Euro Zone Crisis 2012: Spain Needs Shared Sacrifice When Implementing Austerity Measures
Since Mariano Rajoy came to power in Spain, there have been many austerity measures taken to supposedly solve the current fiscal crisis. The last one was taken a couple of days ago, aiming to cut €65 billion ($97.5 billion) in public spending and raise taxes up to 21% (all of this while miners were still protesting on the streets of Madrid). And, while Rajoy has lost popularity as a result, are these austerity measures what Spain really needs? Yes, they are.
Spanish laws and system have too many flaws, which cost millions of euros every year while preventing the economy to grow. Even though these flaws have been there for decades, the Spanish are now paying the price for them. One of the biggest problems Spain is facing, in order to save money, is the huge amount of people working for the government (mayors, city councils and other high status positions) and their huge salaries. There is one city hall in almost every (if not in each) town in Spain, independent of the number of inhabitants. This requires a massive amount of public money, with little or no actual benefit for citizens. Although the amount is clearly way too much for what they actually do, this all has a reason dating back to Franco's dictatorship, where mayors volunteered and did not get paid. This helped the Spanish people a great deal back then, but now it's more of an economic burden.

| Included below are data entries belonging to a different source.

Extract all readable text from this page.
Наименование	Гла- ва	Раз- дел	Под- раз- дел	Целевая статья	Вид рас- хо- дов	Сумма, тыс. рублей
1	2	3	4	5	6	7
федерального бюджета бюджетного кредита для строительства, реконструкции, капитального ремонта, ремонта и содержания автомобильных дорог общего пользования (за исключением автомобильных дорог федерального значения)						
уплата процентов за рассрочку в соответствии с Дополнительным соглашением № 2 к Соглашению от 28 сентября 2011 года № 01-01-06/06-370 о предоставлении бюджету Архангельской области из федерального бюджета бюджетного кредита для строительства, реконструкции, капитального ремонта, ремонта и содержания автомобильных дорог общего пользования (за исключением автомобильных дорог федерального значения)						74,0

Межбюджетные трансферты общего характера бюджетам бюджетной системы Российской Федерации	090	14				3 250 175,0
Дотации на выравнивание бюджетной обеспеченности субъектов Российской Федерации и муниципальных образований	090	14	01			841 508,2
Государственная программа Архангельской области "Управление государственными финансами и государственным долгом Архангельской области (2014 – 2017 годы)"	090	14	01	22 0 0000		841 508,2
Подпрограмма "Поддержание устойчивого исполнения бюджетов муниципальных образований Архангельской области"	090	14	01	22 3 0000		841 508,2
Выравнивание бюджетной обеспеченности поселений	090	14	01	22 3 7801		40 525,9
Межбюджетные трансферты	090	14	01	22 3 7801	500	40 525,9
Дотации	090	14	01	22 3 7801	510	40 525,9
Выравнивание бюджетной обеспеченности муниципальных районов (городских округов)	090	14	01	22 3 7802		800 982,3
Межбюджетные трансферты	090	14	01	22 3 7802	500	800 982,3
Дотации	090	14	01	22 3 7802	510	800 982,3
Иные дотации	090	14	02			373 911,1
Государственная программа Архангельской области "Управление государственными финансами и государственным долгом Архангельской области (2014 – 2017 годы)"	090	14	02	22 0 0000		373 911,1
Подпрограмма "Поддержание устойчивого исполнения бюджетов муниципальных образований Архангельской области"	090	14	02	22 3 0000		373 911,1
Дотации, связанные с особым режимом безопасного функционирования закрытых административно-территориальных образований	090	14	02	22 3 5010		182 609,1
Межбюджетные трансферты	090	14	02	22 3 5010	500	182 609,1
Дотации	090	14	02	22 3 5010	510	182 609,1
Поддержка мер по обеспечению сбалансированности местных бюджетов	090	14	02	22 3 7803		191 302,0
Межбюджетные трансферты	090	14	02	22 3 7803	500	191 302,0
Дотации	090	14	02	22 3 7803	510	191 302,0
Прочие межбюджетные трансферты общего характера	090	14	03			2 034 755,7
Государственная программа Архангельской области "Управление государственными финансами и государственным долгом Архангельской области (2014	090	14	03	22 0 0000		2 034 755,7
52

Another flaw in the Spanish system is the life annuity every former minister and ex-president is entitled to after leaving his or her post. A Spanish worker has an average retirement pension of less than €12,000 ($18,000) a year. This all depends, though, on how many years one has worked and what was one's job status; but we should take into account that, the minimum wage in Spain is around €600 ($900) and most people do not earn €1,000 ($1,500) which leaves them with a pension below €1,000 ($1,500) per month.
On the other hand, ministers and presidents, don't have to necessarily work many years to get a pension of €75,000 ($112,500) a year. It is enough if they just work for seven years or less as a minister or four years as a president. This guarantees a lifetime salary for every person that was ever in charge of a ministry (or the country), even if it was only for a few months (Zapatero changed his cabinet so many times when he was in charge that he must be very popular among all his ministers).
These, among other similar flaws of high expenditure and little production, are what's preventing economic growth in Spain. Even though austerity might seem as a harsh, and not always necessary measure, nothing else makes a bank account positive than some income. Spain has been using, and still does, more money than the country actually has and is able to produce. The only two solutions for this to stop are to produce more or to spend less. Because the first one is not likely to happen, due to cultural reasons, Spain is only left with the second choice.
Although it may seem as though I approve of Rajoy's measures, and I understand the logic behind them, I actually do not completely agree with them. What, in my opinion, should be done (sticking to the austerity fashion) is reducing the government to a useful minimum. The government is necessary, but it should not be a load to carry by the Spanish as it is now.
Life annuity should disappear, not only because it is a waste of money but because it is absurd and unfair for the rest of the Spanish workers. Also, instead of cutting mostly on civil servants' salaries, they should also cut on elected officials' (which is something hard to do, but extremely necessary).
There should be a balance between austerity and spending. Austerity should be applied globally, but leaving people with enough confidence to spend little by little and allow the economy to move back on track once again. Extreme cuts on salaries and high taxes, will only prevent people from spending -- which might work for a while. But once the economy stabilizes, the confidence should be restored. The bottom line: the Spanish government should learn how to spend public money more wisely.